No. I say NO. I say, Hell No! It’s time to step up, my friends. It’s time to realize our part in this saga and create a new platform from what RBG gifted us. It’s time to gratefully, collectively, receive the torch from her and grow into what she intended for us. She never meant to hang around and hold our hands forever. No, it didn’t go how we hoped, although she gave more than we ever would have imagined asking. But here we are. And perhaps it’s of great design. We’re being called on to step in.
We’re being called on to invent. We’re being called on today to begin. Because what it’s going to take to maintain our rights now, the things that some of us grew up with and took for granted are now on a platter before us. On a delicate platter that we never imagined was so fragile. We don’t have the knowing, power grip that RBG did. Not by our sole effort. But a little secret that occurred to me: Collectively we do. Truth be told, it’s no secret at all. We know it. We just haven’t needed to put in the effort.
But, as all good schools require... it’s time to graduate from this reality. It’s time to be appreciative of all we’ve experienced, all the days we’ve had to let someone else do the heavy lifting and worrying and fighting. It’s time to move across the stage and shift our tassel and feel proud and empowered by all we know and have seen. We know history. We know that effort and fighting works. We saw it in action. And now we move into our new role. The role of leaders. The role of having a voice. The role of being a game-changer and an advocate.
But it’s going to take something altogether different. That’s where our newness, our freshness, our vigor now comes in. It’s time to give a solid wake-up shake to all we know that we’re capable of. Because now it’s time to start the work with our neighbors and our friends. Our grocers and our mail-folk. It’s going to take a solidified effort of community that I have never understood quite so intensely as I do today. And now I’m excited. Now I know what to do. Or I should more accurately say, I know where to start.

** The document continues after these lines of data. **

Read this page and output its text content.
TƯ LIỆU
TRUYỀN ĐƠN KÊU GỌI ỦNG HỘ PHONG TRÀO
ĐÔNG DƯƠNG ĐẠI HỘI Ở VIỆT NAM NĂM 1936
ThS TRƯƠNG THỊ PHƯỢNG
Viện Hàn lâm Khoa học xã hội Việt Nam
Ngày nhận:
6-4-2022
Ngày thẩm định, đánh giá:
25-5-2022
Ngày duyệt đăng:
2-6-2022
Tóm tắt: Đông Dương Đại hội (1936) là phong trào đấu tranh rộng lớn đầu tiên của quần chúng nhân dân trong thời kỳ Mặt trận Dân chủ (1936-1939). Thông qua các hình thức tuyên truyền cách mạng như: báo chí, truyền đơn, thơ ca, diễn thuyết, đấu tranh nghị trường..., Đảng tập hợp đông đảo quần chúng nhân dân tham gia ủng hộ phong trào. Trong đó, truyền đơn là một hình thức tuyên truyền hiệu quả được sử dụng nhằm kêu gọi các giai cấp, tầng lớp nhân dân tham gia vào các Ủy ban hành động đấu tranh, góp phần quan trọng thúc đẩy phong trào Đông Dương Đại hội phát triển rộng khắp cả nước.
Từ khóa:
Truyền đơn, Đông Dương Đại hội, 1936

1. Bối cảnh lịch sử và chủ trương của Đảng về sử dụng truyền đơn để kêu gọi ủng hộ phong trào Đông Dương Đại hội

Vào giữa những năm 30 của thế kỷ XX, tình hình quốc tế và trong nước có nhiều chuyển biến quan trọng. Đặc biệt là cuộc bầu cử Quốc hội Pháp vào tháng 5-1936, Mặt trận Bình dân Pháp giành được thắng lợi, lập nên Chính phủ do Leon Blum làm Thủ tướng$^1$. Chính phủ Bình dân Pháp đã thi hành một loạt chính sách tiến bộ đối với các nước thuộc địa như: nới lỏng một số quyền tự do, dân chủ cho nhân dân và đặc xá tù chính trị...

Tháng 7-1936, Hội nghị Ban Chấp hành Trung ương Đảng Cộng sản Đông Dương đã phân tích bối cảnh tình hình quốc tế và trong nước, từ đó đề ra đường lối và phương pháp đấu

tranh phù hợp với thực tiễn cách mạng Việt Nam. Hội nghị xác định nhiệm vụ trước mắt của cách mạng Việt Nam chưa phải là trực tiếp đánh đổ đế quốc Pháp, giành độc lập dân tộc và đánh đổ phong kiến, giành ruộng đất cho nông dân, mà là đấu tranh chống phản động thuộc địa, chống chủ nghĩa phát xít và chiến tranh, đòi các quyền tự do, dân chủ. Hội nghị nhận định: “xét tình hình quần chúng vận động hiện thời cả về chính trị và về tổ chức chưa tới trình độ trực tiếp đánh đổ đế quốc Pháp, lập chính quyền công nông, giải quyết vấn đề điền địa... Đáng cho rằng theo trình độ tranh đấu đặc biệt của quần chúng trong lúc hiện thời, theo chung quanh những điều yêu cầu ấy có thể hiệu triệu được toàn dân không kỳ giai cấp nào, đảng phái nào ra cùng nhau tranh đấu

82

This is more than a women’s issue. RBG has slingshotted us way passed that. It’s a humanitarian issue. I call on you, my sisters of every age, race, belief, gender. I call on you, my brothers, of every age, race, and gender. We can do this. Because one set of hands grasping at water will lose the most of it. But if there’s a set of hands behind those, and some behind those, and some behind those, and continuing, we will together keep all the drops.
RBG left a legacy, which doesn’t stop at her history. Yes there’s that... but what she also left behind is us. Us. Her prodigies. We can honor and celebrate all she did for us by taking her torch and lighting each other’s. Creating so much damn light that she can see it from wherever she is. And then she’ll be proud. She’ll know that her meandering graduates will go on to have an amazing future after all.
And we can all watch those predatory eyes lose their hope. And slink into the background, irrelevant, with a voice unheard.